ANN: New book: We, the King: Creating Royal Legislation in the Sixteenth-Century Spanish New World

Adrian Masters Discussion

Dear colleagues,

I'm writing this email to shamelessly plug my new book, We, the King: Creating Royal Legislation in the Sixteenth-Century Spanish New World. I'm doing this mainly to reach readers with interests beyond the confines of the 1500s Spanish Empire. In his very kind blurb, Prof. Mark Thurner called this book "A must read for anyone interested in the early modern history of empires and governance." This blurb captures the spirit of the book: it's an attempt to write about empire and governance in general, more than just about a phase of the Spanish empire overseas. We, the King is thematically about how the monarchy produced 110,000 royal decrees between 1492 and 1598. But it's really about how all sorts of petitioners in the Spanish Empire proposed new policies, including new bottom-up institutions and racial categories - creating the so-called 'caste system' in the process. It's also about communication across near-impossible spatial and intellectual distances, myths of kingship, subaltern labor, the power of archives, and the roles of women in transforming early modern administration (among other things). I'm sharing a link to it on the off-hand chance it's of interest to those of you thinking through similar problems in other faraway times (and places).

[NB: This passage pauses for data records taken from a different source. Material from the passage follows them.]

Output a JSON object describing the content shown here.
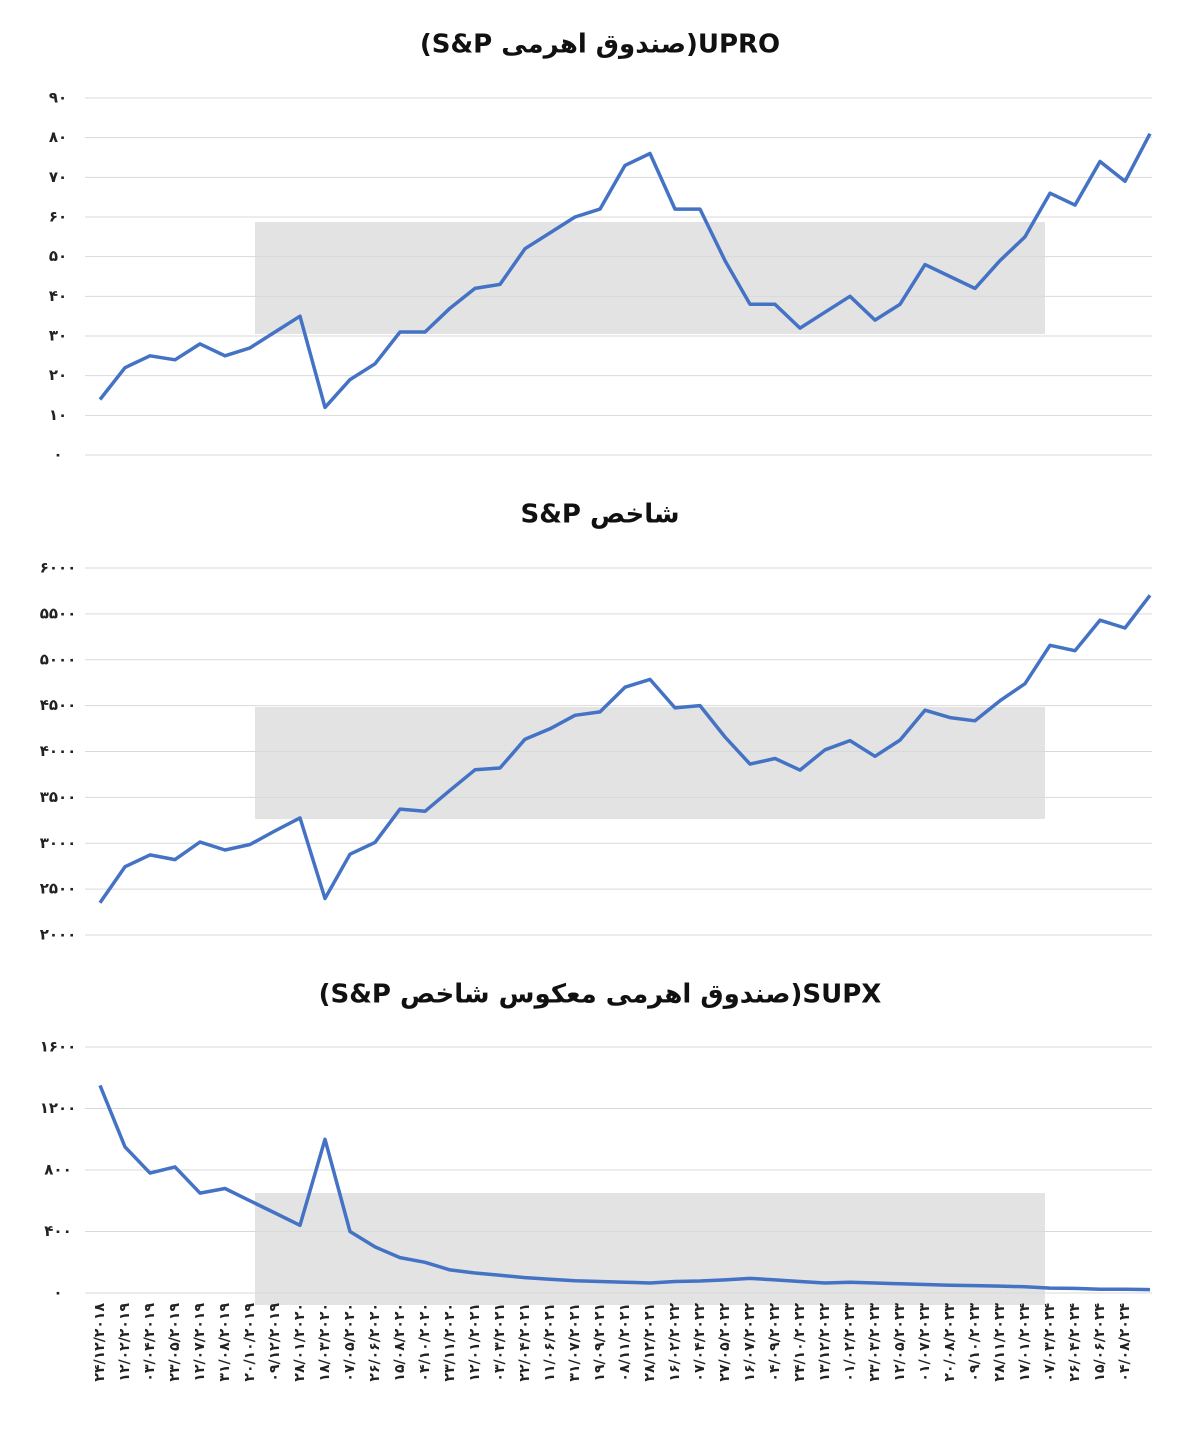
{
  "chart_data": [
    {
      "type": "line",
      "title": "UPRO(صندوق اهرمی S&P)",
      "color": "#4472c4",
      "grid": true,
      "ylim": [
        0,
        90
      ],
      "yticks": [
        {
          "value": 0,
          "label": "۰"
        },
        {
          "value": 10,
          "label": "۱۰"
        },
        {
          "value": 20,
          "label": "۲۰"
        },
        {
          "value": 30,
          "label": "۳۰"
        },
        {
          "value": 40,
          "label": "۴۰"
        },
        {
          "value": 50,
          "label": "۵۰"
        },
        {
          "value": 60,
          "label": "۶۰"
        },
        {
          "value": 70,
          "label": "۷۰"
        },
        {
          "value": 80,
          "label": "۸۰"
        },
        {
          "value": 90,
          "label": "۹۰"
        }
      ],
      "values": [
        14,
        22,
        25,
        24,
        28,
        25,
        27,
        31,
        35,
        12,
        19,
        23,
        31,
        31,
        37,
        42,
        43,
        52,
        56,
        60,
        62,
        73,
        76,
        62,
        62,
        49,
        38,
        38,
        32,
        36,
        40,
        34,
        38,
        48,
        45,
        42,
        49,
        55,
        66,
        63,
        74,
        69,
        81
      ]
    },
    {
      "type": "line",
      "title": "شاخص S&P",
      "color": "#4472c4",
      "grid": true,
      "ylim": [
        2000,
        6000
      ],
      "yticks": [
        {
          "value": 2000,
          "label": "۲۰۰۰"
        },
        {
          "value": 2500,
          "label": "۲۵۰۰"
        },
        {
          "value": 3000,
          "label": "۳۰۰۰"
        },
        {
          "value": 3500,
          "label": "۳۵۰۰"
        },
        {
          "value": 4000,
          "label": "۴۰۰۰"
        },
        {
          "value": 4500,
          "label": "۴۵۰۰"
        },
        {
          "value": 5000,
          "label": "۵۰۰۰"
        },
        {
          "value": 5500,
          "label": "۵۵۰۰"
        },
        {
          "value": 6000,
          "label": "۶۰۰۰"
        }
      ],
      "values": [
        2351,
        2744,
        2873,
        2822,
        3014,
        2926,
        2986,
        3135,
        3276,
        2398,
        2881,
        3009,
        3372,
        3348,
        3577,
        3801,
        3820,
        4134,
        4247,
        4395,
        4432,
        4701,
        4786,
        4475,
        4500,
        4158,
        3863,
        3924,
        3797,
        4019,
        4119,
        3948,
        4124,
        4450,
        4370,
        4335,
        4554,
        4739,
        5157,
        5099,
        5431,
        5346,
        5702
      ]
    },
    {
      "type": "line",
      "title": "SUPX(صندوق اهرمی معکوس شاخص S&P)",
      "color": "#4472c4",
      "grid": true,
      "ylim": [
        0,
        1600
      ],
      "yticks": [
        {
          "value": 0,
          "label": "۰"
        },
        {
          "value": 400,
          "label": "۴۰۰"
        },
        {
          "value": 800,
          "label": "۸۰۰"
        },
        {
          "value": 1200,
          "label": "۱۲۰۰"
        },
        {
          "value": 1600,
          "label": "۱۶۰۰"
        }
      ],
      "categories": [
        "۲۴/۱۲/۲۰۱۸",
        "۱۲/۰۲/۲۰۱۹",
        "۰۳/۰۴/۲۰۱۹",
        "۲۳/۰۵/۲۰۱۹",
        "۱۲/۰۷/۲۰۱۹",
        "۳۱/۰۸/۲۰۱۹",
        "۲۰/۱۰/۲۰۱۹",
        "۰۹/۱۲/۲۰۱۹",
        "۲۸/۰۱/۲۰۲۰",
        "۱۸/۰۳/۲۰۲۰",
        "۰۷/۰۵/۲۰۲۰",
        "۲۶/۰۶/۲۰۲۰",
        "۱۵/۰۸/۲۰۲۰",
        "۰۴/۱۰/۲۰۲۰",
        "۲۳/۱۱/۲۰۲۰",
        "۱۲/۰۱/۲۰۲۱",
        "۰۳/۰۳/۲۰۲۱",
        "۲۲/۰۴/۲۰۲۱",
        "۱۱/۰۶/۲۰۲۱",
        "۳۱/۰۷/۲۰۲۱",
        "۱۹/۰۹/۲۰۲۱",
        "۰۸/۱۱/۲۰۲۱",
        "۲۸/۱۲/۲۰۲۱",
        "۱۶/۰۲/۲۰۲۲",
        "۰۷/۰۴/۲۰۲۲",
        "۲۷/۰۵/۲۰۲۲",
        "۱۶/۰۷/۲۰۲۲",
        "۰۴/۰۹/۲۰۲۲",
        "۲۴/۱۰/۲۰۲۲",
        "۱۳/۱۲/۲۰۲۲",
        "۰۱/۰۲/۲۰۲۳",
        "۲۳/۰۳/۲۰۲۳",
        "۱۲/۰۵/۲۰۲۳",
        "۰۱/۰۷/۲۰۲۳",
        "۲۰/۰۸/۲۰۲۳",
        "۰۹/۱۰/۲۰۲۳",
        "۲۸/۱۱/۲۰۲۳",
        "۱۷/۰۱/۲۰۲۴",
        "۰۷/۰۳/۲۰۲۴",
        "۲۶/۰۴/۲۰۲۴",
        "۱۵/۰۶/۲۰۲۴",
        "۰۴/۰۸/۲۰۲۴",
        null
      ],
      "values": [
        1350,
        950,
        780,
        820,
        650,
        680,
        600,
        520,
        440,
        1000,
        400,
        300,
        230,
        200,
        150,
        130,
        115,
        100,
        90,
        80,
        75,
        70,
        65,
        75,
        78,
        85,
        95,
        85,
        75,
        65,
        70,
        65,
        60,
        55,
        50,
        48,
        45,
        40,
        32,
        30,
        25,
        24,
        22
      ]
    }
  ]
}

It asks questions which I think might be relevant to us empirologists:

• What did 'seeing like a state' mean in a global empire whose supreme ruling council had as few as five ministers and whose subjects were often years of travel away?

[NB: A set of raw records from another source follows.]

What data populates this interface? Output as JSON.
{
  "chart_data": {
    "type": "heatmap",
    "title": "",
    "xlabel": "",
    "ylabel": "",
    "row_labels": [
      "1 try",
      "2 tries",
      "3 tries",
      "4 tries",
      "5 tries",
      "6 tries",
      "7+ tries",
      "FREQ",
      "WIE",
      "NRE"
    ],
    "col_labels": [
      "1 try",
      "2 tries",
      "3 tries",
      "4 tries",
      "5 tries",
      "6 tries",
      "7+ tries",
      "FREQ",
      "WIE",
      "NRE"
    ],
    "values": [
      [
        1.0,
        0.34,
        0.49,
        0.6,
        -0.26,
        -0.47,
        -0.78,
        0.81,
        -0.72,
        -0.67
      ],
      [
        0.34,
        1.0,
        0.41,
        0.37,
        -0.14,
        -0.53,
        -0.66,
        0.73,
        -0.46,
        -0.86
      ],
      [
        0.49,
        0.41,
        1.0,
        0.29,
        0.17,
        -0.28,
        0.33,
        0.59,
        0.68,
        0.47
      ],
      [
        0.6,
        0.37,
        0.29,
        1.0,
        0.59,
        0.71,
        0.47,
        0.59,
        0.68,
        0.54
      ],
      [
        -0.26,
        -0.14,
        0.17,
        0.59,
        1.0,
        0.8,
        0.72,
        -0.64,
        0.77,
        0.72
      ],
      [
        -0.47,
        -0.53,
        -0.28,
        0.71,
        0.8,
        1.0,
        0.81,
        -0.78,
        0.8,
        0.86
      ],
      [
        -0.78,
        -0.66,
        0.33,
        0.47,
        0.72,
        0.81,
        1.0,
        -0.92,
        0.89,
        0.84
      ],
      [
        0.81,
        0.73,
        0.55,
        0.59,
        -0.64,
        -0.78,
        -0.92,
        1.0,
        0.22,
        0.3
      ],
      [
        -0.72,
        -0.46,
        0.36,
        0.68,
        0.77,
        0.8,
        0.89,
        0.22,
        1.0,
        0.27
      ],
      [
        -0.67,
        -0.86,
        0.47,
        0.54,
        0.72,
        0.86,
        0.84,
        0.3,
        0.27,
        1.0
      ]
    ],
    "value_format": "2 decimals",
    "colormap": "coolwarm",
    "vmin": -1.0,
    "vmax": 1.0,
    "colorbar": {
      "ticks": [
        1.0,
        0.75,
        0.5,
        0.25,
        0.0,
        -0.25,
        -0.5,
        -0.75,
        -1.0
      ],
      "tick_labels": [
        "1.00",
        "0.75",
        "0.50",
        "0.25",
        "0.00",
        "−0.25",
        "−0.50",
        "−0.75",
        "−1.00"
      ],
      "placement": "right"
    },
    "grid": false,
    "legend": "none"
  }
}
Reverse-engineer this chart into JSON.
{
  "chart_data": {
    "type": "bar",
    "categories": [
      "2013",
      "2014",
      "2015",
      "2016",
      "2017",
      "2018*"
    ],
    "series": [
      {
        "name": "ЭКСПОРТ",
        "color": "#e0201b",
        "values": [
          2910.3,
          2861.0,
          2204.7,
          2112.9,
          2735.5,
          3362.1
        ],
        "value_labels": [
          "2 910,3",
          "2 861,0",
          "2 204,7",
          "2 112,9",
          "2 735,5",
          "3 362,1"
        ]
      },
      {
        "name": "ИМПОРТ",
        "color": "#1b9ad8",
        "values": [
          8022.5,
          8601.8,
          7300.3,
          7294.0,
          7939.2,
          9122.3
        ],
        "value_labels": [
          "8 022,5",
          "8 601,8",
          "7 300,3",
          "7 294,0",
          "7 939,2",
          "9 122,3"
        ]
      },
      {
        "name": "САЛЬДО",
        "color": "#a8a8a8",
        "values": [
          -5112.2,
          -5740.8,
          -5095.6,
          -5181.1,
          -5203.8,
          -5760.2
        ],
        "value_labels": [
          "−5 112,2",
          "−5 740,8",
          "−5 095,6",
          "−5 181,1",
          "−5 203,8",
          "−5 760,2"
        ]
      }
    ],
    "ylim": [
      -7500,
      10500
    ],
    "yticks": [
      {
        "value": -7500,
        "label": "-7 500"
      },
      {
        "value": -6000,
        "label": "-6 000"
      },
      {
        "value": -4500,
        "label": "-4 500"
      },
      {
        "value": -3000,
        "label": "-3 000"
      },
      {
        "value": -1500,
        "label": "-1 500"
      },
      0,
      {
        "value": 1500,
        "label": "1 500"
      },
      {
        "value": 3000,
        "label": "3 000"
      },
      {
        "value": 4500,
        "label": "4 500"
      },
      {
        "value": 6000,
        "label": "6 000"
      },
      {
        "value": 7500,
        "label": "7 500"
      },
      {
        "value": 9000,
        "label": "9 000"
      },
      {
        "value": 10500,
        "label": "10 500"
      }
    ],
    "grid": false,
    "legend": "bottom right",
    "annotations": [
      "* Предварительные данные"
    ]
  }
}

• What, and who, make archives powerful?

• What were early modern petitions, and how could an indigenous woman write one?

• To rather misappropriate Spivak's question, could the subaltern not only speak, but phrase legislation?

• Did women have a role in the emergence of a 'bureaucratic' - that is, de-patrimonialized - early modern administration? And if so, how?

• What does a king do at his desk anyway?

• Where do mosquitos and donkeys fit into the lawmaking process?

I hope there is something interesting and useful for readers in here. And last but not least, thanks to H-Empire for always connecting us, even across the rather rigid disciplinary walls that often institutionally separate us.